A malária (ou paludismo) é uma doença infecciosa que mata todos os anos cerca de 600 mil pessoas em África. É causada pelo parasita Plasmodium e transmitida através da picada de mosquitos. Os parasitas são introduzidos na corrente sanguínea e alojam-se no fígado do hospedeiro. Cerca de 10 a 15 dias depois, aparecem os sintomas: calafrios, vómitos, febre e diarreia. Se não for tratada, a doença pode causar a morte em apenas alguns meses. O problema é que vários parasitas já desenvolveram resistência aos medicamentos disponíveis. A boa notícia é que foi anunciado um novo fármaco contra a doença, escreve-se hoje no El País.

O novo medicamento já provou ser eficaz no tratamento da malária em roedores com sangue humano. O fármaco, chamado DDD107498, “é muito eficaz em roedores com malária, e esperemos que estes resultados se repliquem em pessoas”, afirmou Ian Gilbert, o líder da equipa internacional que conduziu a investigação, publicada esta quarta-feira na revista Nature, e um dos responsáveis da Unidade de Descoberta de Fármacos da Universidade de Dundee, na Escócia.

O medicamento tem a particularidade de conseguir matar o parasita em todas as fases do seu ciclo de desenvolvimento, é capaz de bloquear a transmissão da doença através dos mosquitos e funciona com uma só dose, administrada por via oral. Mais, e porventura ainda mais importante: “o tratamento custaria menos de um dólar”, explica a química espanhola Beatriz Baragaña, investigadora na mesma universidade.

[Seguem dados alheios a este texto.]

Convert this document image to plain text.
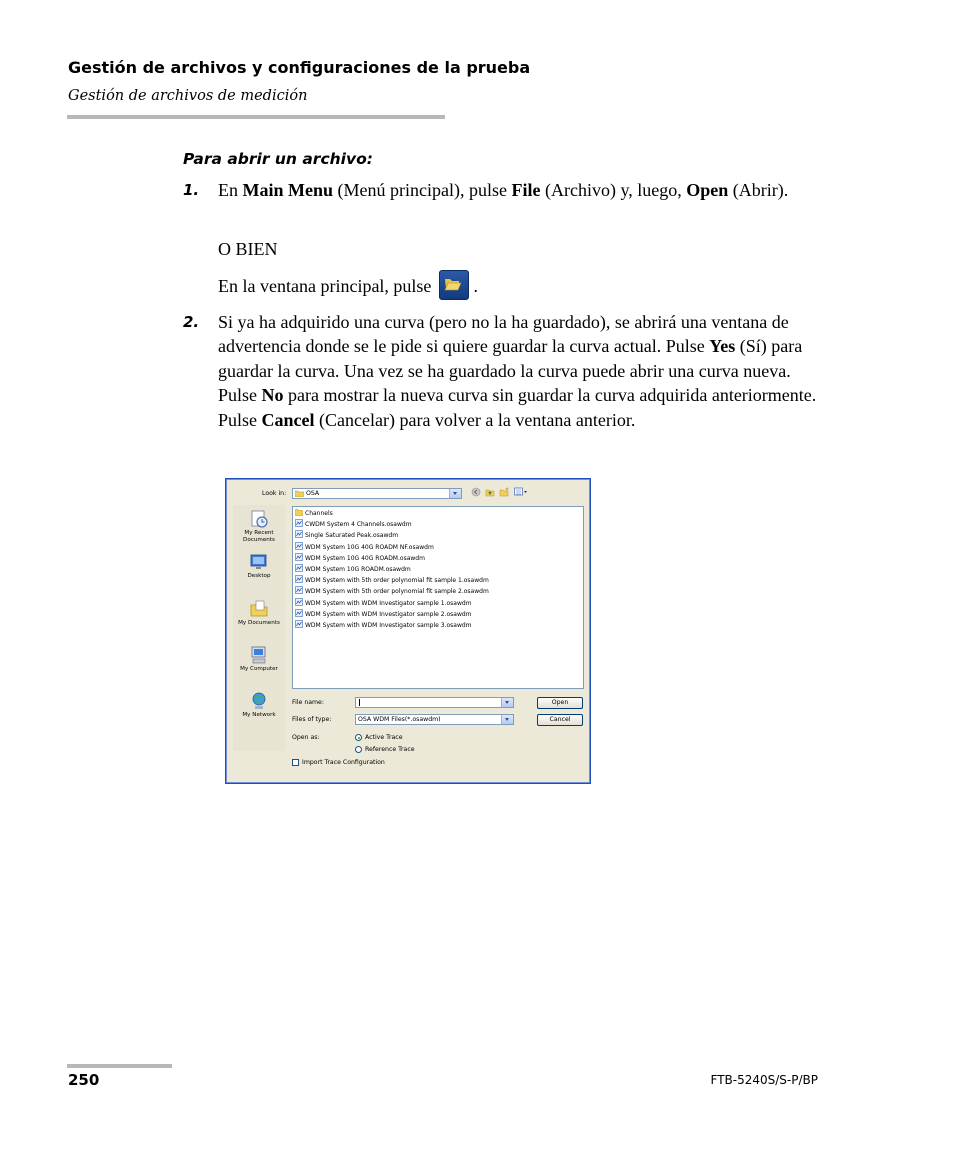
Gestión de archivos y configuraciones de la prueba
Gestión de archivos de medición
Para abrir un archivo:
1. En Main Menu (Menú principal), pulse File (Archivo) y, luego, Open (Abrir).
O BIEN
En la ventana principal, pulse .
2. Si ya ha adquirido una curva (pero no la ha guardado), se abrirá una ventana de advertencia donde se le pide si quiere guardar la curva actual. Pulse Yes (Sí) para guardar la curva. Una vez se ha guardado la curva puede abrir una curva nueva. Pulse No para mostrar la nueva curva sin guardar la curva adquirida anteriormente. Pulse Cancel (Cancelar) para volver a la ventana anterior.
Look in:	OSA
My Recent Documents
Desktop
My Documents
My Computer
My Network
Channels
CWDM System 4 Channels.osawdm
Single Saturated Peak.osawdm
WDM System 10G 40G ROADM NF.osawdm
WDM System 10G 40G ROADM.osawdm
WDM System 10G ROADM.osawdm
WDM System with 5th order polynomial fit sample 1.osawdm
WDM System with 5th order polynomial fit sample 2.osawdm
WDM System with WDM Investigator sample 1.osawdm
WDM System with WDM Investigator sample 2.osawdm
WDM System with WDM Investigator sample 3.osawdm
File name:
Files of type:	OSA WDM Files(*.osawdm)
Open
Cancel
Open as:	Active Trace
Reference Trace
Import Trace Configuration
250	FTB-5240S/S-P/BP
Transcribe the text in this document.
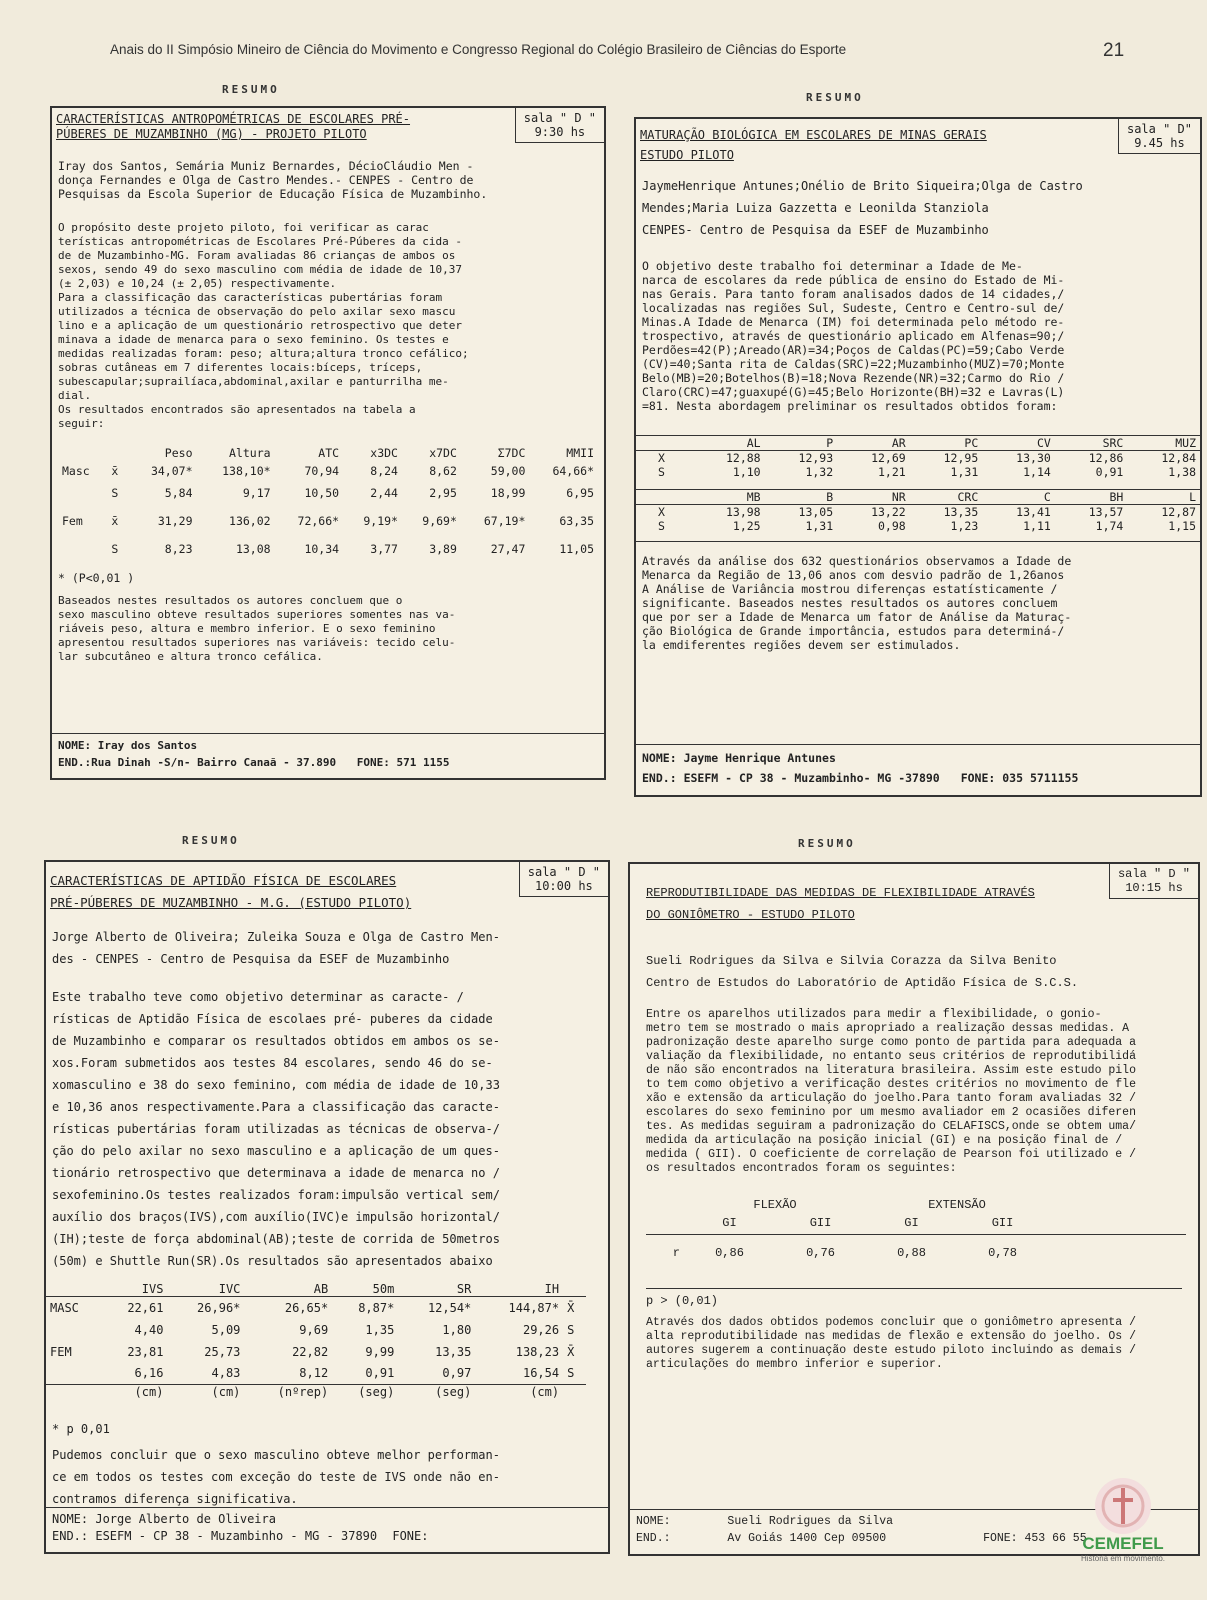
Anais do II Simpósio Mineiro de Ciência do Movimento e Congresso Regional do Colégio Brasileiro de Ciências do Esporte	21
RESUMO
CARACTERÍSTICAS ANTROPOMÉTRICAS DE ESCOLARES PRÉ-
PÚBERES DE MUZAMBINHO (MG) - PROJETO PILOTO
sala " D "
9:30 hs
Iray dos Santos, Semária Muniz Bernardes, DécioCláudio Men -
donça Fernandes e Olga de Castro Mendes.- CENPES - Centro de
Pesquisas da Escola Superior de Educação Física de Muzambinho.
O propósito deste projeto piloto, foi verificar as carac
terísticas antropométricas de Escolares Pré-Púberes da cida -
de de Muzambinho-MG. Foram avaliadas 86 crianças de ambos os
sexos, sendo 49 do sexo masculino com média de idade de 10,37
(± 2,03) e 10,24 (± 2,05) respectivamente.
Para a classificação das características pubertárias foram
utilizados a técnica de observação do pelo axilar sexo mascu
lino e a aplicação de um questionário retrospectivo que deter
minava a idade de menarca para o sexo feminino. Os testes e
medidas realizadas foram: peso; altura;altura tronco cefálico;
sobras cutâneas em 7 diferentes locais:bíceps, tríceps,
subescapular;suprailíaca,abdominal,axilar e panturrilha me-
dial.
Os resultados encontrados são apresentados na tabela a
seguir:
		Peso	Altura	ATC	x3DC	x7DC	Σ7DC	MMII
Masc	x̄	34,07*	138,10*	70,94	8,24	8,62	59,00	64,66*
	S	5,84	9,17	10,50	2,44	2,95	18,99	6,95
Fem	x̄	31,29	136,02	72,66*	9,19*	9,69*	67,19*	63,35
	S	8,23	13,08	10,34	3,77	3,89	27,47	11,05
* (P<0,01 )
Baseados nestes resultados os autores concluem que o
sexo masculino obteve resultados superiores somentes nas va-
riáveis peso, altura e membro inferior. E o sexo feminino
apresentou resultados superiores nas variáveis: tecido celu-
lar subcutâneo e altura tronco cefálica.
NOME: Iray dos Santos
END.:Rua Dinah -S/n- Bairro Canaã - 37.890 FONE: 571 1155
RESUMO
MATURAÇÃO BIOLÓGICA EM ESCOLARES DE MINAS GERAIS
ESTUDO PILOTO
sala " D"
9.45 hs
JaymeHenrique Antunes;Onélio de Brito Siqueira;Olga de Castro
Mendes;Maria Luiza Gazzetta e Leonilda Stanziola
CENPES- Centro de Pesquisa da ESEF de Muzambinho
O objetivo deste trabalho foi determinar a Idade de Me-
narca de escolares da rede pública de ensino do Estado de Mi-
nas Gerais. Para tanto foram analisados dados de 14 cidades,/
localizadas nas regiões Sul, Sudeste, Centro e Centro-sul de/
Minas.A Idade de Menarca (IM) foi determinada pelo método re-
trospectivo, através de questionário aplicado em Alfenas=90;/
Perdões=42(P);Areado(AR)=34;Poços de Caldas(PC)=59;Cabo Verde
(CV)=40;Santa rita de Caldas(SRC)=22;Muzambinho(MUZ)=70;Monte
Belo(MB)=20;Botelhos(B)=18;Nova Rezende(NR)=32;Carmo do Rio /
Claro(CRC)=47;guaxupé(G)=45;Belo Horizonte(BH)=32 e Lavras(L)
=81. Nesta abordagem preliminar os resultados obtidos foram:
	AL	P	AR	PC	CV	SRC	MUZ
X	12,88	12,93	12,69	12,95	13,30	12,86	12,84
S	1,10	1,32	1,21	1,31	1,14	0,91	1,38
	MB	B	NR	CRC	C	BH	L
X	13,98	13,05	13,22	13,35	13,41	13,57	12,87
S	1,25	1,31	0,98	1,23	1,11	1,74	1,15
Através da análise dos 632 questionários observamos a Idade de
Menarca da Região de 13,06 anos com desvio padrão de 1,26anos
A Análise de Variância mostrou diferenças estatísticamente /
significante. Baseados nestes resultados os autores concluem
que por ser a Idade de Menarca um fator de Análise da Maturaç-
ção Biológica de Grande importância, estudos para determiná-/
la emdiferentes regiões devem ser estimulados.
NOME: Jayme Henrique Antunes
END.: ESEFM - CP 38 - Muzambinho- MG -37890 FONE: 035 5711155
RESUMO
CARACTERÍSTICAS DE APTIDÃO FÍSICA DE ESCOLARES
PRÉ-PÚBERES DE MUZAMBINHO - M.G. (ESTUDO PILOTO)
sala " D "
10:00 hs
Jorge Alberto de Oliveira; Zuleika Souza e Olga de Castro Men-
des - CENPES - Centro de Pesquisa da ESEF de Muzambinho
Este trabalho teve como objetivo determinar as caracte- /
rísticas de Aptidão Física de escolaes pré- puberes da cidade
de Muzambinho e comparar os resultados obtidos em ambos os se-
xos.Foram submetidos aos testes 84 escolares, sendo 46 do se-
xomasculino e 38 do sexo feminino, com média de idade de 10,33
e 10,36 anos respectivamente.Para a classificação das caracte-
rísticas pubertárias foram utilizadas as técnicas de observa-/
ção do pelo axilar no sexo masculino e a aplicação de um ques-
tionário retrospectivo que determinava a idade de menarca no /
sexofeminino.Os testes realizados foram:impulsão vertical sem/
auxílio dos braços(IVS),com auxílio(IVC)e impulsão horizontal/
(IH);teste de força abdominal(AB);teste de corrida de 50metros
(50m) e Shuttle Run(SR).Os resultados são apresentados abaixo
	IVS	IVC	AB	50m	SR	IH	
MASC	22,61	26,96*	26,65*	8,87*	12,54*	144,87*	X̄
	4,40	5,09	9,69	1,35	1,80	29,26	S
FEM	23,81	25,73	22,82	9,99	13,35	138,23	X̄
	6,16	4,83	8,12	0,91	0,97	16,54	S
	(cm)	(cm)	(nºrep)	(seg)	(seg)	(cm)	
* p 0,01
Pudemos concluir que o sexo masculino obteve melhor performan-
ce em todos os testes com exceção do teste de IVS onde não en-
contramos diferença significativa.
NOME: Jorge Alberto de Oliveira
END.: ESEFM - CP 38 - Muzambinho - MG - 37890 FONE:
RESUMO
REPRODUTIBILIDADE DAS MEDIDAS DE FLEXIBILIDADE ATRAVÉS
DO GONIÔMETRO - ESTUDO PILOTO
sala " D "
10:15 hs
Sueli Rodrigues da Silva e Silvia Corazza da Silva Benito
Centro de Estudos do Laboratório de Aptidão Física de S.C.S.
Entre os aparelhos utilizados para medir a flexibilidade, o gonio-
metro tem se mostrado o mais apropriado a realização dessas medidas. A
padronização deste aparelho surge como ponto de partida para adequada a
valiação da flexibilidade, no entanto seus critérios de reprodutibilidá
de não são encontrados na literatura brasileira. Assim este estudo pilo
to tem como objetivo a verificação destes critérios no movimento de fle
xão e extensão da articulação do joelho.Para tanto foram avaliadas 32 /
escolares do sexo feminino por um mesmo avaliador em 2 ocasiões diferen
tes. As medidas seguiram a padronização do CELAFISCS,onde se obtem uma/
medida da articulação na posição inicial (GI) e na posição final de /
medida ( GII). O coeficiente de correlação de Pearson foi utilizado e /
os resultados encontrados foram os seguintes:
	FLEXÃO		EXTENSÃO		
	GI	GII	GI	GII	
r	0,86	0,76	0,88	0,78	
p > (0,01)
Através dos dados obtidos podemos concluir que o goniômetro apresenta /
alta reprodutibilidade nas medidas de flexão e extensão do joelho. Os /
autores sugerem a continuação deste estudo piloto incluindo as demais /
articulações do membro inferior e superior.
NOME:	Sueli Rodrigues da Silva
END.:	Av Goiás 1400 Cep 09500	FONE: 453 66 55
CEMEFEL
História em movimento.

Contudo, “o índice de fracasso [do medicamento] nesta fase da investigação alcança os 80%”, reconhece Javier Gamo, chefe da Unidade de Malária da farmacêutica GlaxoSmithKline (GSK) espanhola, onde estão a ser conduzidas experiências no âmbito desta investigação.

A molécula DDD107498 vai agora entrar na chamada fase pré-clínica, que será conduzida pela farmacêutica Merck Serono. Nesta etapa, será estudado se o tratamento poderá ser potencialmente tóxico para outras duas espécies animais. “Se tudo correr bem, os testes clínicos em humanos poderão ser iniciados em 12 meses”, estimou Ian Gilbert. A comercialização do medicamento poderá demorar “pelo menos mais cinco anos”, segundo o investigador.